Maybe when you're in a particularly bad mood you even watch the priest baptize an infant and feel a little skeptic. The only people excited about the sacrament as the obnoxious photographer/grandparents. They only care for societal purposes and Facebook posts. The baby doesn't have a clue what's going on, let alone where his right hand is. Can he even see color? It leads us to wonder, How can we base our salvation on a choice we didn’t make ourselves? How can we say we are a child of God when we don’t even remember the sacrament taking place? Why do we even hand on this faith anyway if it doesn't mean anything from the start?
Fast forward. Once upon a time, I was dating a Baptist, a gentleman who treated me like a queen and I still respect very much. The first few months of getting to know each other and learning about each other’s faiths were so fun and interesting. We both grew in understanding of the world, of each other and even in our personal walk with the Lord. We were still able to pray together because we both professed Jesus as Lord and Savior.

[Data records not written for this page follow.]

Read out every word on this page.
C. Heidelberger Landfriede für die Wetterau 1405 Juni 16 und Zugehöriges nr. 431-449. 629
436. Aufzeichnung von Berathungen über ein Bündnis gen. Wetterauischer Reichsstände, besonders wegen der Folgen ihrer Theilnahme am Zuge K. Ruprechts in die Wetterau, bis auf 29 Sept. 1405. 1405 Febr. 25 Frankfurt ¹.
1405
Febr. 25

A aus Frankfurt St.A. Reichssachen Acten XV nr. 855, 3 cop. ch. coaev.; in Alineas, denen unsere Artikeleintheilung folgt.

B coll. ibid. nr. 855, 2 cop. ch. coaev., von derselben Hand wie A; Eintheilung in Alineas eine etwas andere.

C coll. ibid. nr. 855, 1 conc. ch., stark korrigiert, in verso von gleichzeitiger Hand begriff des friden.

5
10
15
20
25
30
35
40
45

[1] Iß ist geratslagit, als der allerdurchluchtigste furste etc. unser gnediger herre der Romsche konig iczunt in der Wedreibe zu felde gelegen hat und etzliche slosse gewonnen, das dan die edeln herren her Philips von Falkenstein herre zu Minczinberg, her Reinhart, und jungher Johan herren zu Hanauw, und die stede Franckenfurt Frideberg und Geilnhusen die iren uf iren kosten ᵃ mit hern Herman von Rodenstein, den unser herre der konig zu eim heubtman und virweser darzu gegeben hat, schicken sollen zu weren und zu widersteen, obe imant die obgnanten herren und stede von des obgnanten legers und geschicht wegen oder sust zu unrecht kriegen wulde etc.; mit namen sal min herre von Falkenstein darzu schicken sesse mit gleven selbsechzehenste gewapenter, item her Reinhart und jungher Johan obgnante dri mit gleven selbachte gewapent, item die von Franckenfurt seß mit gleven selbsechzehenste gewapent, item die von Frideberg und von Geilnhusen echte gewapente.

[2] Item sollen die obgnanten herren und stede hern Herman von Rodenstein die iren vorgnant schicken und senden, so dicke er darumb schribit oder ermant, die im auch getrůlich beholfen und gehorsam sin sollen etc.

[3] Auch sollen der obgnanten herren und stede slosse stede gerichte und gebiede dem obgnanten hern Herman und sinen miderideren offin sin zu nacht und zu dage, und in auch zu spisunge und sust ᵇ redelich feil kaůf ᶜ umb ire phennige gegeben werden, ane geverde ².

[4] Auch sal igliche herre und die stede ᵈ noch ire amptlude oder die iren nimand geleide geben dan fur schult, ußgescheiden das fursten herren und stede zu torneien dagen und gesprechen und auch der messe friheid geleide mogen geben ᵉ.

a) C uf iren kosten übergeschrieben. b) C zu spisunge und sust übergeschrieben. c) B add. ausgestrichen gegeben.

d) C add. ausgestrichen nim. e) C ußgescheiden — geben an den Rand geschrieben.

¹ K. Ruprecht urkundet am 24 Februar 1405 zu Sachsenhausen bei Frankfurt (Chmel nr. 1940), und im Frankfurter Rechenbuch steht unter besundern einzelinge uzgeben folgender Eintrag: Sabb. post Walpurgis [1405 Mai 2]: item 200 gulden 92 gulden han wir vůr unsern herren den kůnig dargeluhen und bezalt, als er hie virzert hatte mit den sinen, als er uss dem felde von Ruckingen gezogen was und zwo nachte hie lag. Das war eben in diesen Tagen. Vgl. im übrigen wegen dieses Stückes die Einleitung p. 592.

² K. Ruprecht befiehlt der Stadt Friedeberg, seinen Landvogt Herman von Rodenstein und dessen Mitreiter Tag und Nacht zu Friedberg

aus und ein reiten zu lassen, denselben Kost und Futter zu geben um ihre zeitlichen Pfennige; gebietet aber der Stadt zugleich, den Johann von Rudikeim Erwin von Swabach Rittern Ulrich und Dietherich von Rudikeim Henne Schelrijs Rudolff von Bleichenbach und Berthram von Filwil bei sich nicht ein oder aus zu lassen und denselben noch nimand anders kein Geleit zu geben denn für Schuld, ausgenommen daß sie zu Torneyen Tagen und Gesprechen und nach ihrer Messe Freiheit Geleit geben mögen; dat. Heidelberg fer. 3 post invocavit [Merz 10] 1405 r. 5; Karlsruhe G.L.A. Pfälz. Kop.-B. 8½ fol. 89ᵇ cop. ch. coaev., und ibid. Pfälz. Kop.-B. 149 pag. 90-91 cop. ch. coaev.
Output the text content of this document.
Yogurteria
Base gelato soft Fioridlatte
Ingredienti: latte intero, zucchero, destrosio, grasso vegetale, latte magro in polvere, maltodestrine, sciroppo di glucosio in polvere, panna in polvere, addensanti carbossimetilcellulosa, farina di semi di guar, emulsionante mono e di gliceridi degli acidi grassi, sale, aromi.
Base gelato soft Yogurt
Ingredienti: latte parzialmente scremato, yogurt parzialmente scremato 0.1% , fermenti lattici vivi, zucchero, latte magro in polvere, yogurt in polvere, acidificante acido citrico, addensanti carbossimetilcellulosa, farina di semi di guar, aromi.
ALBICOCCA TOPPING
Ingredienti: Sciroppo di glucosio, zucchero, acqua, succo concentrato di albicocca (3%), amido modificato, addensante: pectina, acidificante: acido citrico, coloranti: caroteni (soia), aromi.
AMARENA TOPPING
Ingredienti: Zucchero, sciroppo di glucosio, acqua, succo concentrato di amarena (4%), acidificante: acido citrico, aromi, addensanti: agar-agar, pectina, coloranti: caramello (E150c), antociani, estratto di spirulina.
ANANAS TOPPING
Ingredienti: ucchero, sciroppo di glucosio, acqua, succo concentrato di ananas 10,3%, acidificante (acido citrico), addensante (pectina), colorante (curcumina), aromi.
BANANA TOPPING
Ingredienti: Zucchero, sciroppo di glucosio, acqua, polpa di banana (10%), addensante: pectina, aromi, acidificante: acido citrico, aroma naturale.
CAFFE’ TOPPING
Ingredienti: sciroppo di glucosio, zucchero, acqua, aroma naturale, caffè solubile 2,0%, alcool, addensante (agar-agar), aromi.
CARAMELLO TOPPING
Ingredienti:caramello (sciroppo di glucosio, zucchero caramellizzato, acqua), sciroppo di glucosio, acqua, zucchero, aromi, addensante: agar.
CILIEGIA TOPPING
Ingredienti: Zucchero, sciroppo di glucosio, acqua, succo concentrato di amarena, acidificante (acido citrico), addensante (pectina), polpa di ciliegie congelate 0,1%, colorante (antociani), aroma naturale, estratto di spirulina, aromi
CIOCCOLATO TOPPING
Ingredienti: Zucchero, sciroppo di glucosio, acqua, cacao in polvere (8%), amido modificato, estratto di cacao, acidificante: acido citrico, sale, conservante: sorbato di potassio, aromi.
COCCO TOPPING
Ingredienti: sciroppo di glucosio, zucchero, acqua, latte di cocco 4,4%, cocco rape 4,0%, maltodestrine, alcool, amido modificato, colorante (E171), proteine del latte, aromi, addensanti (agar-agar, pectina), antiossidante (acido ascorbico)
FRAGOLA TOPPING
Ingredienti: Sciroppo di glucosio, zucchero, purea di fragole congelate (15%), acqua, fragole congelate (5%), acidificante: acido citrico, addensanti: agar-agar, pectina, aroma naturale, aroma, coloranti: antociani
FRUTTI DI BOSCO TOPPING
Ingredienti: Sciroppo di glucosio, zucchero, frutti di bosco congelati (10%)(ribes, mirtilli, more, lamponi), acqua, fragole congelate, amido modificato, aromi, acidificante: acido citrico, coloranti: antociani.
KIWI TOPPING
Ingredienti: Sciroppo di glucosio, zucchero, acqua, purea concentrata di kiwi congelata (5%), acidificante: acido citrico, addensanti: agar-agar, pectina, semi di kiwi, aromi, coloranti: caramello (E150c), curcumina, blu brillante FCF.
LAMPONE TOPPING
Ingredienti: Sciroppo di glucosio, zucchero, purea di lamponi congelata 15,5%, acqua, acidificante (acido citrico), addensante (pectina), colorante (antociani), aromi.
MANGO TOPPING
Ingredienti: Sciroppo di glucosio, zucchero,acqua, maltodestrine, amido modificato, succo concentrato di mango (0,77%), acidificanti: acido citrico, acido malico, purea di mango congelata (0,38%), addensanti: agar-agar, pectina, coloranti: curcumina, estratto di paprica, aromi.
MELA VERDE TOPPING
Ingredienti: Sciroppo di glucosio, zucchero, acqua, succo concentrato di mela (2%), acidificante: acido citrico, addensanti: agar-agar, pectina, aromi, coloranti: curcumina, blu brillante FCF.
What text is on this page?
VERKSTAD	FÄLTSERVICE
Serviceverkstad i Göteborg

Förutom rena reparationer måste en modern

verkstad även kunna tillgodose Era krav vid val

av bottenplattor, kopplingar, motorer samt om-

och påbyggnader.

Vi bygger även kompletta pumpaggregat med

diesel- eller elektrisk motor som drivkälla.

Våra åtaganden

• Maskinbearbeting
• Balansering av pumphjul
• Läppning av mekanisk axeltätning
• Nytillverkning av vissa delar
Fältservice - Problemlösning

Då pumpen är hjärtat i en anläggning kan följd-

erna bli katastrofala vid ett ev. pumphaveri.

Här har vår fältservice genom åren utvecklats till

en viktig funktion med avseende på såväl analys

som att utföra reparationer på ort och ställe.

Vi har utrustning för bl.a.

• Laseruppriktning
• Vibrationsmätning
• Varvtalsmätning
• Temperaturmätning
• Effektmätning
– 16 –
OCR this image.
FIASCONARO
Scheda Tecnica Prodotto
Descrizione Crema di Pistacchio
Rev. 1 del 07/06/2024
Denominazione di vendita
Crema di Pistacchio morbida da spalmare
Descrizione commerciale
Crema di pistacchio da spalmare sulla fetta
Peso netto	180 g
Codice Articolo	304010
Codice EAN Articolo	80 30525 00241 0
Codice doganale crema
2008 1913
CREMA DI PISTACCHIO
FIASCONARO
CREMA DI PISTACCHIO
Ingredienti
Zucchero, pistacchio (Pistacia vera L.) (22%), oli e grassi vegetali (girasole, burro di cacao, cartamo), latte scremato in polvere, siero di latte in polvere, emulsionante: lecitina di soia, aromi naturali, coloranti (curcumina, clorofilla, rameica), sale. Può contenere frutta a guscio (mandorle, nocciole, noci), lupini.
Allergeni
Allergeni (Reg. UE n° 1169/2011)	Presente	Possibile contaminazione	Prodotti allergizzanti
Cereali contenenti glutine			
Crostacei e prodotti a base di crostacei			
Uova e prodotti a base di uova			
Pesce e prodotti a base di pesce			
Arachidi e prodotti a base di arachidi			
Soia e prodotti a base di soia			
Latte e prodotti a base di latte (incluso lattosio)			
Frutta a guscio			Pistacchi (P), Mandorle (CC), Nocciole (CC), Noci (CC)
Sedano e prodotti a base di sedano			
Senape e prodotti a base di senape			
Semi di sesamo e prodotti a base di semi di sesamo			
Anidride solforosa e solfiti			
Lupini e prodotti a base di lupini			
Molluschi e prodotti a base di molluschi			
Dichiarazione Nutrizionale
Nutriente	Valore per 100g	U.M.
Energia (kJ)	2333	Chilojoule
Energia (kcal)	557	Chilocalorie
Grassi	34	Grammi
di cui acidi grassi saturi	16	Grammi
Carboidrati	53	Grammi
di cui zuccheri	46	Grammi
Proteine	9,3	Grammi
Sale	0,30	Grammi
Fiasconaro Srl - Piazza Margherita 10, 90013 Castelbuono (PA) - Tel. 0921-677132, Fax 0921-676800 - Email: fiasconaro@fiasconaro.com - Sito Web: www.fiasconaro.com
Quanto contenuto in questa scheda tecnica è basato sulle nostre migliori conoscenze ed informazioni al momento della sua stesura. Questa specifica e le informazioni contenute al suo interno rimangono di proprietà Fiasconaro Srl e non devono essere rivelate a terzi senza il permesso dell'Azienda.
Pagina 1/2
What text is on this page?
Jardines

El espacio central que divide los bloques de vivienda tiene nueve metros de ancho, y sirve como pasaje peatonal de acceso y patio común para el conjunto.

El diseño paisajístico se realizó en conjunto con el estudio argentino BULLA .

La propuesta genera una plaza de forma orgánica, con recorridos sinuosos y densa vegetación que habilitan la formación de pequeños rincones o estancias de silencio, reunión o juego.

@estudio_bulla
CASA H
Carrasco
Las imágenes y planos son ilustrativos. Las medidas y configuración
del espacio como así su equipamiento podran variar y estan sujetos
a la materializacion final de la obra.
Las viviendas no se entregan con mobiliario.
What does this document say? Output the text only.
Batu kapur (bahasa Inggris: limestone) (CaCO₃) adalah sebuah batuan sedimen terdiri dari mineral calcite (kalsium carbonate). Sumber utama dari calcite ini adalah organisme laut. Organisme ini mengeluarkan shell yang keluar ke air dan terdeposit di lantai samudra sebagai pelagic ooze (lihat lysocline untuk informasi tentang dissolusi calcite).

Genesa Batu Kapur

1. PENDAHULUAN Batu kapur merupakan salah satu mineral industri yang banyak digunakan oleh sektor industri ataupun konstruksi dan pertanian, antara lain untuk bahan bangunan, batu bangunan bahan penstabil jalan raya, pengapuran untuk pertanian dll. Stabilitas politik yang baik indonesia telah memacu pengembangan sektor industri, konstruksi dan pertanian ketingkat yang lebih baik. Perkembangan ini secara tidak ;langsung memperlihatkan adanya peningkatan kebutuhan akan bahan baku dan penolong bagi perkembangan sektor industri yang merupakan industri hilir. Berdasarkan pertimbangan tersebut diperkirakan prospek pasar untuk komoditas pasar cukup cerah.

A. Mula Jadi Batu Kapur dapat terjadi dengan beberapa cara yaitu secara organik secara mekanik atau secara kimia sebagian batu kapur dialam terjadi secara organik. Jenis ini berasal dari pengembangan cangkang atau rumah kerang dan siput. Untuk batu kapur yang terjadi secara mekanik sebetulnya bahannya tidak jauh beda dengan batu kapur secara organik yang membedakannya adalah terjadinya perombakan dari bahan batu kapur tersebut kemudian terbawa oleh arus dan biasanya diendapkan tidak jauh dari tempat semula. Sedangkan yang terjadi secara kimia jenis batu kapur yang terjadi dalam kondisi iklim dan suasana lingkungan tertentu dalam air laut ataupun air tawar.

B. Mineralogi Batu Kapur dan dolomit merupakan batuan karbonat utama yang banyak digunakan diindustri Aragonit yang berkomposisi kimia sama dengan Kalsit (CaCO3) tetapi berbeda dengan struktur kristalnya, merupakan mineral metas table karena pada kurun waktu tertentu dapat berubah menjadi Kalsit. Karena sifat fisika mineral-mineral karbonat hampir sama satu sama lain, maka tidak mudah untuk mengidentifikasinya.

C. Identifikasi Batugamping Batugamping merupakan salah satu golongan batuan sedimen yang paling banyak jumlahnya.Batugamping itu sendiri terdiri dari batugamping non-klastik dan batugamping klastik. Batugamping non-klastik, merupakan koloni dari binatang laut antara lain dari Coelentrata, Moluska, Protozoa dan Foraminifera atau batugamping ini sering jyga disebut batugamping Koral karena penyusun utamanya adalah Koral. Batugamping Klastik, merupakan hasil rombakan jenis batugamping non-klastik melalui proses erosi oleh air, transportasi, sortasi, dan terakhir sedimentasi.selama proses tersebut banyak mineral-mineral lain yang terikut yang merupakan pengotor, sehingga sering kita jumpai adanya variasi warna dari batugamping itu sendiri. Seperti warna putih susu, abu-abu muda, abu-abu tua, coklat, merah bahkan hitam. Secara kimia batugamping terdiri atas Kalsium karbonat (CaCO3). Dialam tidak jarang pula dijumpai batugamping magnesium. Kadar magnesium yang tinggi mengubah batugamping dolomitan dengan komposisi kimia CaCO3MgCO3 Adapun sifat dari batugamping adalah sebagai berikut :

After a while, however, we wanted to start worshipping together on Sundays. Road block. I’m a firm believer that, in dating, God’s will can be as clear as a stoplight: red for stop, Yellow for yield and green for Go. When it came to Sunday worship, we were both open, but we never made it happen. (Yellow light). What’s more, is it led to the conversation of raising children, where would they go to church? What denomination would they be? I had romantic notions that our child would be an “Evangelical Catholic” – sort of like Renesme was both vampire and human. I know, I know, I should have known it was a bad idea.
Unfortunately, the discussion led us to realize that he wanted his child to be part-Catholic even less than he wanted his wife to be all Catholic. This is mostly because for Baptists, as the label implies, Baptism is incredibly important. As Catholics, we believe that Baptism is important and essential but there’s nowhere in Canon law that states the baby has to be Baptized within the first 6 months or even first year of life.
Fortunately, I started to realize how much baptizing an infant meant to me. It was more than a part of my family traditions. It was part of what I always imagined as part of my family’s life; giving my children the fullness of my Catholic faith which is a big part of who I would be as their mother. I wanted more than just a christening or dedication; I wanted salvation by claiming my child for Christ.
This is not meant to be a full, doctrinal explanation of the economy of grace in Baptism. Nor am I going to quote the zillions of places in the New Testament where the necessity of Baptism is emphasized. OK, maybe just once.
"He who has believed and has been baptized shall be saved."
First of all, baptism is a washing away of original sin. As far as I know, there aren’t any stories of anybody actually drowning in the Bible (besides some pigs possessed by demons.) (See here.) Baptism as forgiveness of sins is essential to salvation - I'm nearly sure that all Christians believe that. But whether or not Baptism can be celebrated as a child, infant, or only as a fully reasoning adult ready to accept Jesus Christ as their Lord and Savior, has been debated.
We believe in salvation of everyone through Baptism. We believe in something called Sacramental Grace. It’s a grace we receive when we consume Jesus in the Eucharist, when we confess our sins, anytime we participate in a Sacrament with an open heart. I've talked about grace as a sort of electric shock, like a Power Up that gives us the ability to be like God. Sacramental grace is more like a slow-release bulb that you put in a plant when you go on vacation. It drips out grace as it is needed, diffused for your entire lifetime...
In Baptism, our parents promise to raise us in the faith. As Baptized children, it’s hard for us to really understand how different our life could have been without Baptism. Would you have been raised to bless animals in October, understanding that all God’s creation is worthy of blessing? Would you have been raised to go to mass every Sunday and confession twice a year? Would you know the pattern and habit of waiting, repentance, fasting and growth that we learn during Advent and Lent? Think of your life wihout those ashes on your forehead every year. Your religion and Catholic faith has formed you in ways you don’t even realize.
Not to be dramatic or anything, but Original Sin is like a disease of the soul. The catechism reminds us that Original Sin is a condition from which we must be saved (through Baptism.) Salvation has 90% to do with Jesus. Whether you’re a baby, or a grown adult, your Baptism is about Jesus’ love for you. Baptism is less about “sin” and more about simply being Human.
Baptism is salvation. Can those who aren’t Baptized go to heaven? Sure. Can those who are Baptized still go to hell? Yes. But with the grace of Baptism we are made new from the start. We are more likely to follow God. We are more likely to listen to our conscience. We are given a chance to receive what we need from the beginning of our lives so that the grace can flavor our life with His love. Our worth is decided in Him, not in what we do. We will be sanctified in our life through His death.
And that is what the white garment stands for.